Espécimes famosos em museus
YPM 1860 (Holótipo)
Yale Peabody Museum of Natural History, New Haven, Connecticut, EUA
Holótipo de Apatosaurus ajax, coletado por Arthur Lakes próximo a Morrison, Colorado, em 1877. Esqueleto juvenil incompleto que inclui vértebras cervicais, dorsais e caudais, além de ossos dos membros posteriores. A imaturidade do espécime foi a causa da confusão taxonômica com Brontosaurus apontada por Riggs em 1903.
NSMT-PV 20375
Museu Nacional de Natureza e Ciência, Tóquio, Japão
Espécime mais completo referível a Apatosaurus ajax, coletado no Wyoming e descrito em detalhe por Upchurch, Tomida e Barrett (2004). Exibido no Museu Nacional de Natureza e Ciência de Tóquio, é o principal monte de A. ajax atualmente acessível ao público. A análise do espécime forneceu diagnoses atualizadas da espécie e clarificou suas diferenças em relação a A. louisae.
BYU 17096 ('Einstein')
Brigham Young University Museum of Paleontology, Provo, Utah, EUA
Espécime referido a Apatosaurus sp. com o crânio mais completo conhecido do gênero. O apelido 'Einstein' reflete a riqueza de informações cranianas que o espécime fornece. Inclui um braincase bem preservado, elemento raro nos sauropodes e fundamental para compreender a neuroanatomia e a filogenia do grupo.
No cinema e na cultura popular
Apatosaurus ajax tem uma presença na cultura pop marcada por uma ironia central: durante décadas, era conhecido pelo público como Brontossauro, o nome que a ciência havia suprimido em 1903. The Land Before Time (1988) consolidou o apatossaurino Littlefoot como um dos personagens de dinossauros mais amados da animação infantil. When Dinosaurs Roamed America (2001) mostrou o predador-presa entre Apatosaurus e Allosaurus com CGI pioneiro. Mas foi em Jurassic World (2015) que Apatosaurus finalmente ganhou nome próprio no cinema de grande orçamento, com uma cena emocionante do animal morrendo que foi saudada pela crítica científica como uma das representações mais precisas do gênero no cinema. Curiosamente, 2015 foi também o ano em que Tschopp et al. revalidaram Brontosaurus, restaurando Apatosaurus à condição de gênero estritamente definido.

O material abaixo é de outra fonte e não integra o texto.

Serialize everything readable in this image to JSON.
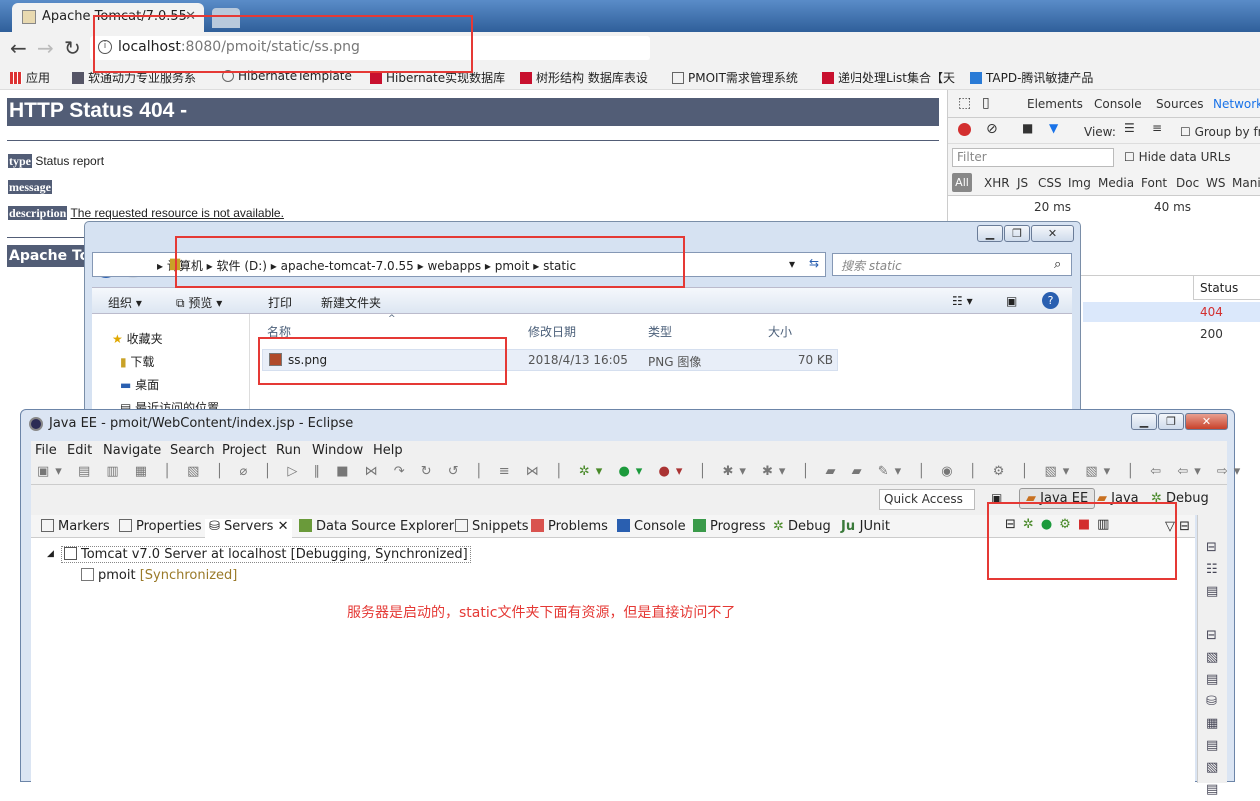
{
  "browser": {
    "tab_title": "Apache Tomcat/7.0.55",
    "url_host": "localhost",
    "url_path": ":8080/pmoit/static/ss.png",
    "bookmarks": [
      "应用",
      "软通动力专业服务系",
      "HibernateTemplate",
      "Hibernate实现数据库",
      "树形结构 数据库表设",
      "PMOIT需求管理系统",
      "递归处理List集合【天",
      "TAPD-腾讯敏捷产品"
    ]
  },
  "page": {
    "heading": "HTTP Status 404 -",
    "type_label": "type",
    "type_value": "Status report",
    "message_label": "message",
    "description_label": "description",
    "description_value": "The requested resource is not available.",
    "footer": "Apache To"
  },
  "devtools": {
    "tabs": [
      "Elements",
      "Console",
      "Sources",
      "Network"
    ],
    "view_label": "View:",
    "group_label": "Group by fr",
    "filter_placeholder": "Filter",
    "hide_data_urls": "Hide data URLs",
    "types": [
      "All",
      "XHR",
      "JS",
      "CSS",
      "Img",
      "Media",
      "Font",
      "Doc",
      "WS",
      "Mani"
    ],
    "timeline": [
      "20 ms",
      "40 ms"
    ],
    "status_header": "Status",
    "status_values": [
      "404",
      "200"
    ]
  },
  "explorer": {
    "breadcrumb": [
      "计算机",
      "软件 (D:)",
      "apache-tomcat-7.0.55",
      "webapps",
      "pmoit",
      "static"
    ],
    "search_placeholder": "搜索 static",
    "commands": [
      "组织 ▾",
      "预览 ▾",
      "打印",
      "新建文件夹"
    ],
    "nav_items": [
      "收藏夹",
      "下载",
      "桌面",
      "最近访问的位置"
    ],
    "columns": [
      "名称",
      "修改日期",
      "类型",
      "大小"
    ],
    "file": {
      "name": "ss.png",
      "date": "2018/4/13 16:05",
      "type": "PNG 图像",
      "size": "70 KB"
    }
  },
  "eclipse": {
    "title": "Java EE - pmoit/WebContent/index.jsp - Eclipse",
    "menu": [
      "File",
      "Edit",
      "Navigate",
      "Search",
      "Project",
      "Run",
      "Window",
      "Help"
    ],
    "quick_access": "Quick Access",
    "perspectives": [
      "Java EE",
      "Java",
      "Debug"
    ],
    "views": [
      "Markers",
      "Properties",
      "Servers",
      "Data Source Explorer",
      "Snippets",
      "Problems",
      "Console",
      "Progress",
      "Debug",
      "JUnit"
    ],
    "server": "Tomcat v7.0 Server at localhost  [Debugging, Synchronized]",
    "module": "pmoit",
    "module_status": "[Synchronized]",
    "annotation": "服务器是启动的，static文件夹下面有资源，但是直接访问不了"
  },
  "colors": {
    "tomcat_bar": "#525d76",
    "annotation_red": "#e53935",
    "status_404": "#d32f2f"
  }
}
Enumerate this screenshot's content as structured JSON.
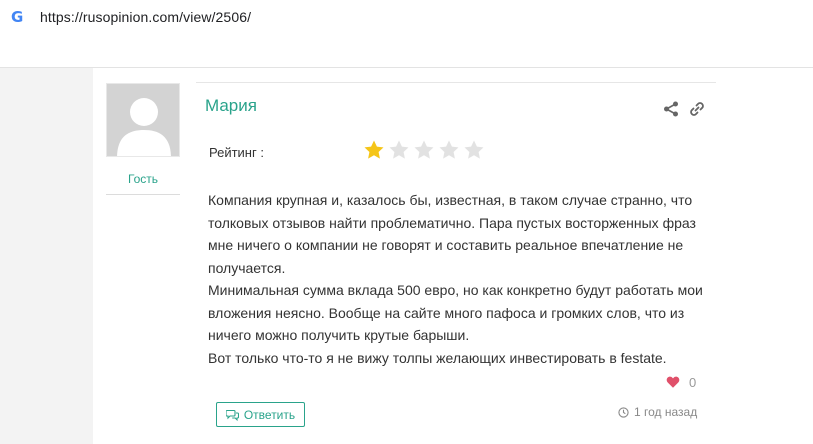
{
  "browser": {
    "url": "https://rusopinion.com/view/2506/",
    "favicon_letter": "G"
  },
  "review": {
    "author": "Мария",
    "author_role": "Гость",
    "rating_label": "Рейтинг :",
    "rating": 1,
    "rating_max": 5,
    "paragraphs": [
      "Компания крупная и, казалось бы, известная, в таком случае странно, что толковых отзывов найти проблематично. Пара пустых восторженных фраз мне ничего о компании не говорят и составить реальное впечатление не получается.",
      "Минимальная сумма вклада 500 евро, но как конкретно будут работать мои вложения неясно. Вообще на сайте много пафоса и громких слов, что из ничего можно получить крутые барыши.",
      "Вот только что-то я не вижу толпы желающих инвестировать в festate."
    ],
    "likes": "0",
    "reply_label": "Ответить",
    "time_ago": "1 год назад"
  },
  "colors": {
    "accent": "#2aa38b",
    "star_filled": "#f5c518",
    "star_empty": "#e2e2e2",
    "heart": "#e0506a"
  }
}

A jornada de A. ajax na cultura pop espelha a de seu nome na ciência: sempre presente, mas frequentemente confundido com outro.
Classificação
Descoberta
Curiosidade
Apatosaurus ajax foi durante 112 anos o nome 'invisível' atrás do famoso Brontossauro: quando Elmer Riggs sinonimizou os dois gêneros em 1903, o nome Apatosaurus (1877) prevaleceu por prioridade, mas o público continuou usando Brontosaurus por gerações. Em 2015, quando Tschopp et al. revalidaram Brontosaurus como gênero separado, A. ajax voltou a ser exatamente o que sempre foi: a espécie-tipo de um gênero distinto, não um substituto do Brontossauro. A confusão taxonômica de 112 anos foi causada, ironicamente, pelo próprio holótipo de A. ajax ser juvenil: se Marsh tivesse coletado um adulto, Riggs provavelmente nunca teria sinonimizado os dois gêneros.